Photo by: Jason Beck
The exotic flowers Protea belong to the pre-historic group of flowers that existed on earth 300 million years ago. According to a Greek mythology, the name protea derived from” Proteus,” son of Poseidon, the Greek God of the Oceans. Proteus was a God of the sea, who had the gift of prophesy about all things, future, past and present. Proteus was insubordinate and preferred to rest on his Island Pharos, than prophesize.
This huge bowl shaped flowering plant, called the king of Protea, is a very impressive plant among the Proteaceae family, and enjoys the status of the national flower of South Africa. The shrub of this king Protea is woody; having stout stems with bunches of little crimson or pink colored flowers, grouped together in the form of a large head of flowers. Lean and multicolored bracts and leaves that are flat and shaped like a paddle, envelope them.
How to Cultivate Domestically
Photo by: Andrew Massyn
Preparation for Planting
Protea plants grow in climates of particular characteristics specified in Sunset Garden Book 21, 22, and 23 but do not flourish in the low-lying cold areas. In the 19, 20 & 21 regions, plant these plants on high ground only. Protea flowers last for 2 hours with little or no leaf damage if you maintain the temperature at about 28°F. The Protea displays optimum performance and successful growth if planted in properly drained soil, such as decayed granites, full sunlight and proper ventilation. Avoid planting them in soil having phosphorus as fertilizer residues from the previously cultivated soil or in old grave areas that have suffered contamination by cultivating Phytopthera Cinnamoni earlier.
- Place paddle barks to a thickness of 1 inch to cover the Protea bed for the first two years of plant growth.
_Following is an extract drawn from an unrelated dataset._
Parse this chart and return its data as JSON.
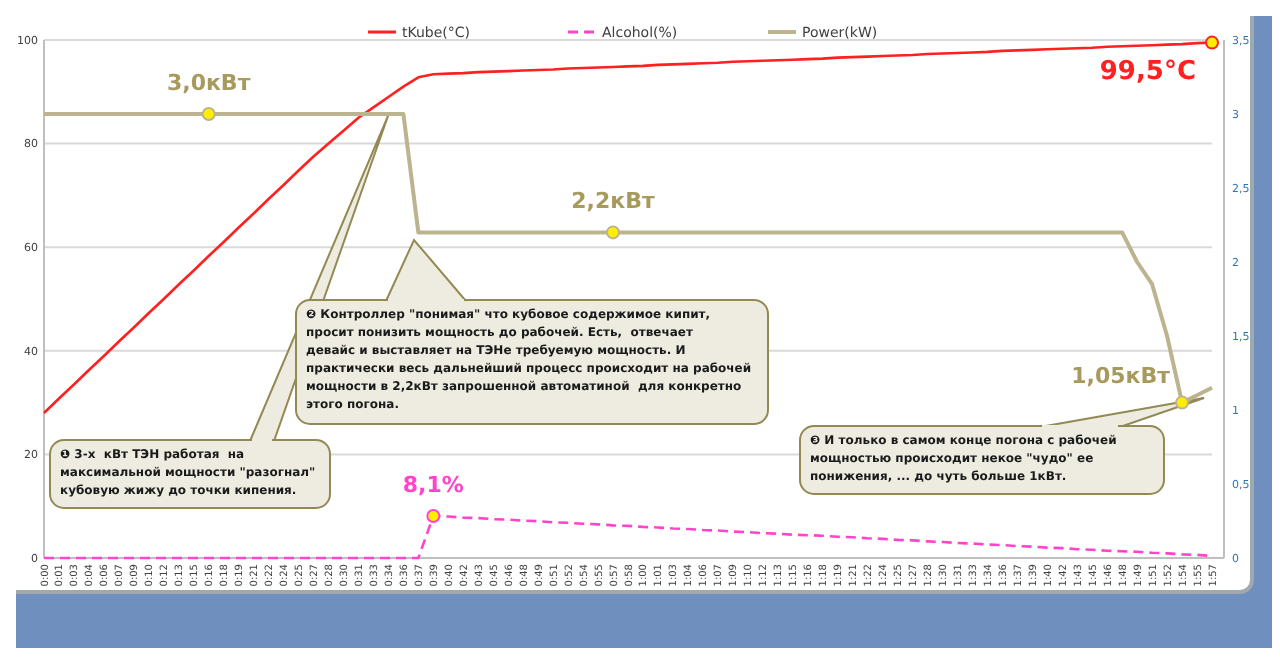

Maintain a distance of 2 inches from the main stem of the plant. This mulch cools the superficial roots, discourages growth of weeds and helps the soil to retain its moisture.
- When you transplant your fresh and young protea, give them ample shade in the initial first year of their growth. Protea adjusts with temperatures up to 100°F for a period of 24 hours. In case the temperature exceeds this, it will have a negative effect on them. The Proteas flowers become more brilliant at cooler temperatures. When the temperature rises above 90°F, you need to protect your Protea with a provisional shade, (newspaper pages placed on a wire mesh or palm leaves are fine) for them until the temperature falls.
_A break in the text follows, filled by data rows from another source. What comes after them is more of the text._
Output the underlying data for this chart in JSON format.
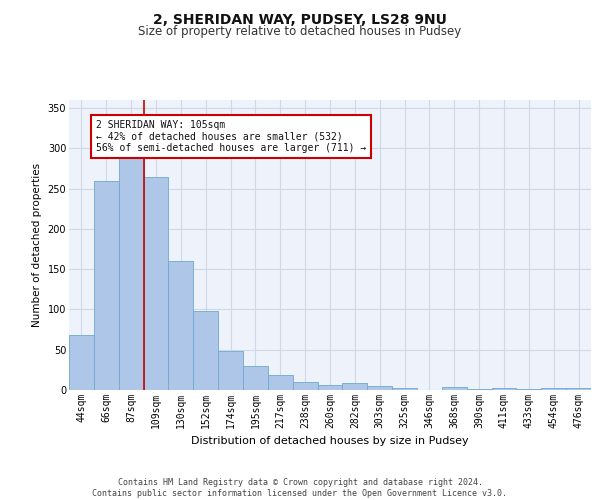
{
  "title1": "2, SHERIDAN WAY, PUDSEY, LS28 9NU",
  "title2": "Size of property relative to detached houses in Pudsey",
  "xlabel": "Distribution of detached houses by size in Pudsey",
  "ylabel": "Number of detached properties",
  "categories": [
    "44sqm",
    "66sqm",
    "87sqm",
    "109sqm",
    "130sqm",
    "152sqm",
    "174sqm",
    "195sqm",
    "217sqm",
    "238sqm",
    "260sqm",
    "282sqm",
    "303sqm",
    "325sqm",
    "346sqm",
    "368sqm",
    "390sqm",
    "411sqm",
    "433sqm",
    "454sqm",
    "476sqm"
  ],
  "values": [
    68,
    260,
    295,
    265,
    160,
    98,
    48,
    30,
    19,
    10,
    6,
    9,
    5,
    3,
    0,
    4,
    1,
    2,
    1,
    3,
    3
  ],
  "bar_color": "#aec6e8",
  "bar_edge_color": "#6fa8d0",
  "grid_color": "#d0d8e8",
  "background_color": "#eef2fa",
  "vline_index": 3,
  "vline_color": "#cc0000",
  "annotation_text": "2 SHERIDAN WAY: 105sqm\n← 42% of detached houses are smaller (532)\n56% of semi-detached houses are larger (711) →",
  "annotation_box_color": "#ffffff",
  "annotation_box_edge": "#cc0000",
  "ylim": [
    0,
    360
  ],
  "yticks": [
    0,
    50,
    100,
    150,
    200,
    250,
    300,
    350
  ],
  "footer": "Contains HM Land Registry data © Crown copyright and database right 2024.\nContains public sector information licensed under the Open Government Licence v3.0.",
  "title1_fontsize": 10,
  "title2_fontsize": 8.5,
  "xlabel_fontsize": 8,
  "ylabel_fontsize": 7.5,
  "tick_fontsize": 7,
  "footer_fontsize": 6,
  "annot_fontsize": 7
}
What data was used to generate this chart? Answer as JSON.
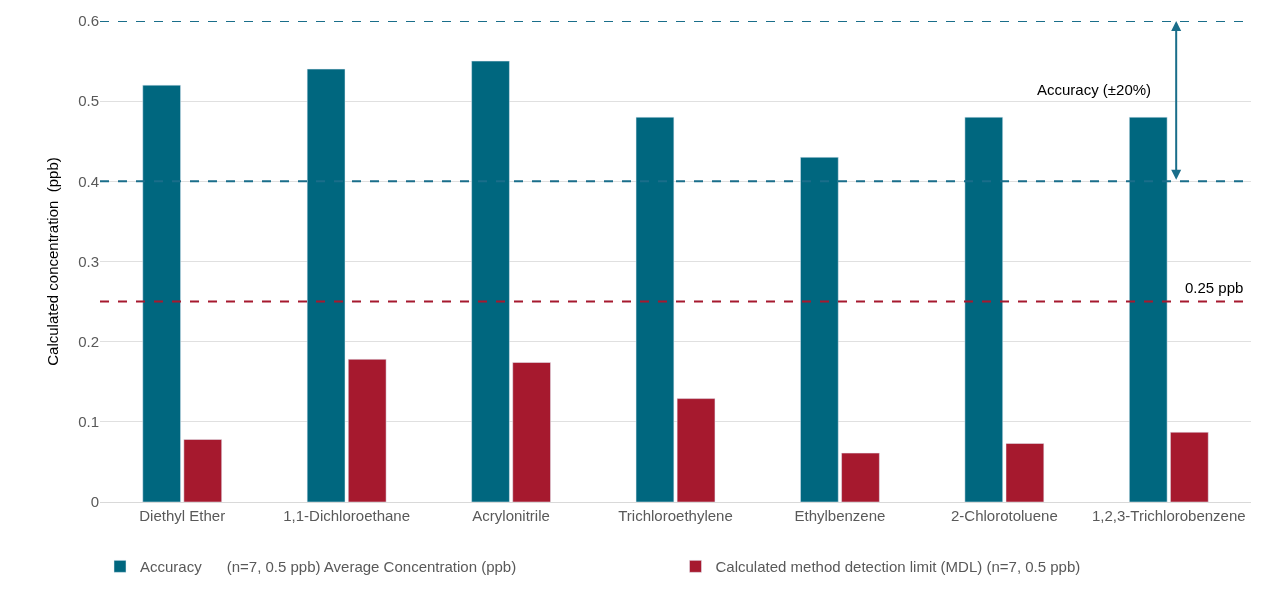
{
  "chart_data": {
    "type": "bar",
    "ylabel": "Calculated concentration  (ppb)",
    "categories": [
      "Diethyl Ether",
      "1,1-Dichloroethane",
      "Acrylonitrile",
      "Trichloroethylene",
      "Ethylbenzene",
      "2-Chlorotoluene",
      "1,2,3-Trichlorobenzene"
    ],
    "series": [
      {
        "name": "Accuracy      (n=7, 0.5 ppb) Average Concentration (ppb)",
        "color": "#00677f",
        "values": [
          0.52,
          0.54,
          0.55,
          0.48,
          0.43,
          0.48,
          0.48
        ]
      },
      {
        "name": "Calculated method detection limit (MDL) (n=7, 0.5 ppb)",
        "color": "#a6192e",
        "values": [
          0.078,
          0.178,
          0.174,
          0.129,
          0.061,
          0.073,
          0.087
        ]
      }
    ],
    "ylim": [
      0,
      0.6
    ],
    "yticks": [
      0,
      0.1,
      0.2,
      0.3,
      0.4,
      0.5,
      0.6
    ],
    "grid": "y",
    "legend": "bottom",
    "ref_lines": [
      {
        "axis": "y",
        "value": 0.6,
        "color": "#1a6e8a",
        "line_style": "dashed"
      },
      {
        "axis": "y",
        "value": 0.4,
        "color": "#1a6e8a",
        "line_style": "dashed"
      },
      {
        "axis": "y",
        "value": 0.25,
        "label": "0.25 ppb",
        "color": "#a6192e",
        "line_style": "dashed"
      }
    ],
    "annotations": [
      "Accuracy (±20%)"
    ]
  }
}
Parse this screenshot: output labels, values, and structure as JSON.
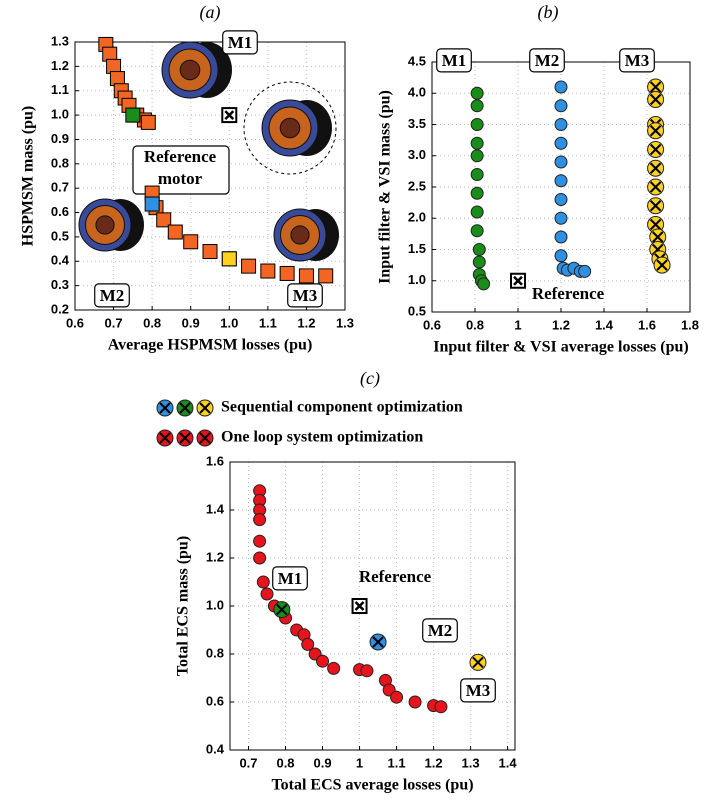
{
  "chart_data": [
    {
      "type": "scatter",
      "title": "(a)",
      "xlabel": "Average HSPMSM losses (pu)",
      "ylabel": "HSPMSM mass (pu)",
      "xlim": [
        0.6,
        1.3
      ],
      "ylim": [
        0.2,
        1.3
      ],
      "xticks": [
        0.6,
        0.7,
        0.8,
        0.9,
        {
          "value": 1,
          "label": "1.0"
        },
        1.1,
        1.2,
        1.3
      ],
      "yticks": [
        0.2,
        0.3,
        0.4,
        0.5,
        0.6,
        0.7,
        0.8,
        0.9,
        {
          "value": 1,
          "label": "1.0"
        },
        1.1,
        1.2,
        1.3
      ],
      "grid": true,
      "series": [
        {
          "color": "#f26522",
          "marker": "square",
          "x": [
            0.68,
            0.69,
            0.7,
            0.71,
            0.72,
            0.73,
            0.74,
            0.76,
            0.78,
            0.79,
            0.8,
            0.81,
            0.83,
            0.86,
            0.9,
            0.95,
            1.0,
            1.05,
            1.1,
            1.15,
            1.2,
            1.25
          ],
          "y": [
            1.29,
            1.25,
            1.2,
            1.15,
            1.1,
            1.07,
            1.04,
            1.0,
            0.98,
            0.97,
            0.68,
            0.62,
            0.57,
            0.52,
            0.48,
            0.44,
            0.41,
            0.38,
            0.36,
            0.35,
            0.34,
            0.34
          ]
        },
        {
          "color": "#1a8c1a",
          "marker": "square",
          "x": [
            0.75
          ],
          "y": [
            1.0
          ]
        },
        {
          "color": "#2f8fe0",
          "marker": "square",
          "x": [
            0.8
          ],
          "y": [
            0.635
          ]
        },
        {
          "color": "#ffd21f",
          "marker": "square",
          "x": [
            1.0
          ],
          "y": [
            0.41
          ]
        },
        {
          "color": "#ffffff",
          "marker": "x-square",
          "x": [
            1.0
          ],
          "y": [
            1.0
          ]
        }
      ],
      "annotations": [
        "M1",
        "M2",
        "M3",
        "Reference",
        "motor"
      ]
    },
    {
      "type": "scatter",
      "title": "(b)",
      "xlabel": "Input filter & VSI average losses (pu)",
      "ylabel": "Input filter & VSI mass (pu)",
      "xlim": [
        0.6,
        1.8
      ],
      "ylim": [
        0.5,
        4.5
      ],
      "xticks": [
        0.6,
        0.8,
        1,
        1.2,
        1.4,
        1.6,
        1.8
      ],
      "yticks": [
        0.5,
        {
          "value": 1,
          "label": "1.0"
        },
        1.5,
        {
          "value": 2,
          "label": "2.0"
        },
        2.5,
        {
          "value": 3,
          "label": "3.0"
        },
        3.5,
        {
          "value": 4,
          "label": "4.0"
        },
        4.5
      ],
      "grid": true,
      "series": [
        {
          "color": "#1a8c1a",
          "marker": "circle",
          "x": [
            0.81,
            0.81,
            0.81,
            0.81,
            0.81,
            0.81,
            0.81,
            0.81,
            0.81,
            0.82,
            0.82,
            0.82,
            0.83,
            0.84
          ],
          "y": [
            4.0,
            3.8,
            3.5,
            3.2,
            3.0,
            2.7,
            2.4,
            2.1,
            1.8,
            1.5,
            1.3,
            1.1,
            1.0,
            0.95
          ]
        },
        {
          "color": "#2f8fe0",
          "marker": "circle",
          "x": [
            1.2,
            1.2,
            1.2,
            1.2,
            1.2,
            1.2,
            1.2,
            1.2,
            1.2,
            1.2,
            1.21,
            1.23,
            1.26,
            1.29,
            1.31
          ],
          "y": [
            4.1,
            3.8,
            3.5,
            3.2,
            2.9,
            2.6,
            2.3,
            2.0,
            1.7,
            1.4,
            1.2,
            1.17,
            1.2,
            1.15,
            1.15
          ]
        },
        {
          "color": "#ffd21f",
          "marker": "x-circle",
          "x": [
            1.64,
            1.64,
            1.64,
            1.64,
            1.64,
            1.64,
            1.64,
            1.64,
            1.64,
            1.65,
            1.65,
            1.66,
            1.67
          ],
          "y": [
            4.1,
            3.9,
            3.5,
            3.4,
            3.1,
            2.8,
            2.5,
            2.2,
            1.9,
            1.7,
            1.5,
            1.35,
            1.25
          ]
        },
        {
          "color": "#ffffff",
          "marker": "x-square",
          "x": [
            1.0
          ],
          "y": [
            1.0
          ]
        }
      ],
      "annotations": [
        "M1",
        "M2",
        "M3",
        "Reference"
      ]
    },
    {
      "type": "scatter",
      "title": "(c)",
      "xlabel": "Total ECS average losses (pu)",
      "ylabel": "Total ECS mass (pu)",
      "xlim": [
        0.65,
        1.42
      ],
      "ylim": [
        0.4,
        1.6
      ],
      "xticks": [
        0.7,
        0.8,
        0.9,
        1,
        1.1,
        1.2,
        1.3,
        1.4
      ],
      "yticks": [
        0.4,
        0.6,
        0.8,
        {
          "value": 1,
          "label": "1.0"
        },
        1.2,
        1.4,
        1.6
      ],
      "grid": true,
      "legend": [
        {
          "label": "Sequential component optimization",
          "colors": [
            "#2f8fe0",
            "#1a8c1a",
            "#ffd21f"
          ]
        },
        {
          "label": "One loop system optimization",
          "colors": [
            "#e8141c",
            "#e8141c",
            "#e8141c"
          ]
        }
      ],
      "series": [
        {
          "color": "#e8141c",
          "marker": "circle",
          "x": [
            0.73,
            0.73,
            0.73,
            0.73,
            0.73,
            0.73,
            0.74,
            0.75,
            0.77,
            0.8,
            0.83,
            0.85,
            0.86,
            0.88,
            0.9,
            0.93,
            1.0,
            1.02,
            1.07,
            1.08,
            1.1,
            1.15,
            1.2,
            1.22
          ],
          "y": [
            1.48,
            1.44,
            1.4,
            1.36,
            1.27,
            1.2,
            1.1,
            1.05,
            1.0,
            0.95,
            0.9,
            0.88,
            0.84,
            0.8,
            0.77,
            0.74,
            0.735,
            0.73,
            0.69,
            0.65,
            0.62,
            0.6,
            0.585,
            0.58
          ]
        },
        {
          "color": "#1a8c1a",
          "marker": "x-circle",
          "x": [
            0.79
          ],
          "y": [
            0.985
          ]
        },
        {
          "color": "#2f8fe0",
          "marker": "x-circle",
          "x": [
            1.05
          ],
          "y": [
            0.85
          ]
        },
        {
          "color": "#ffd21f",
          "marker": "x-circle",
          "x": [
            1.32
          ],
          "y": [
            0.765
          ]
        },
        {
          "color": "#ffffff",
          "marker": "x-square",
          "x": [
            1.0
          ],
          "y": [
            1.0
          ]
        }
      ],
      "annotations": [
        "M1",
        "Reference",
        "M2",
        "M3"
      ]
    }
  ]
}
- Weekly, provide your protea with 1 inch of water (in case there is no rain) only during the initial two years of maturing. Confirm the pH value of your water lies between neutral and acidic, make sure of low mineral content (hard water is toxic to Protea) and nil salt.
Planting and Watering
Proteas prefer wet to dry cycles; thus provide a drip system and weekly once, water the proteas with almost one gallon of water in the cold months and a little additional watering in the hot summer months.
The brilliant Protea, have flowers that last for a long period, normally autumn to spring.
After- Bloom Care
Prune them while blossoming and after blossoming. Cut back the stems leaving four or five leaves under the cut to keep the plant whole. Remove the withered flowers and thus enhance fresh growth. Weekly once, water the plant at its base without wetting the leaves.
As Cut Flowers
Photo by: Andrew Massyn
This helps to meet the demand of protea cut flowers for many types of export markets, where the demand for flowers vary from season to season. In order to maximize flower’s vase life, take care of these striking flowers in the following manner:
From the end of the stem cut almost quarter inch, shred all the leaves that would go beneath the surface of water in the vase and keep it in the vase containing a mixture of water and domestic bleach (almost a quarter teaspoon per quart of water) as early as you bring them home.
Having discovered a fondness for insects while pursuing her degree in Biology, Randi Jones was quite bugged to know that people usually dismissed these little creatures as “creepy-crawlies”.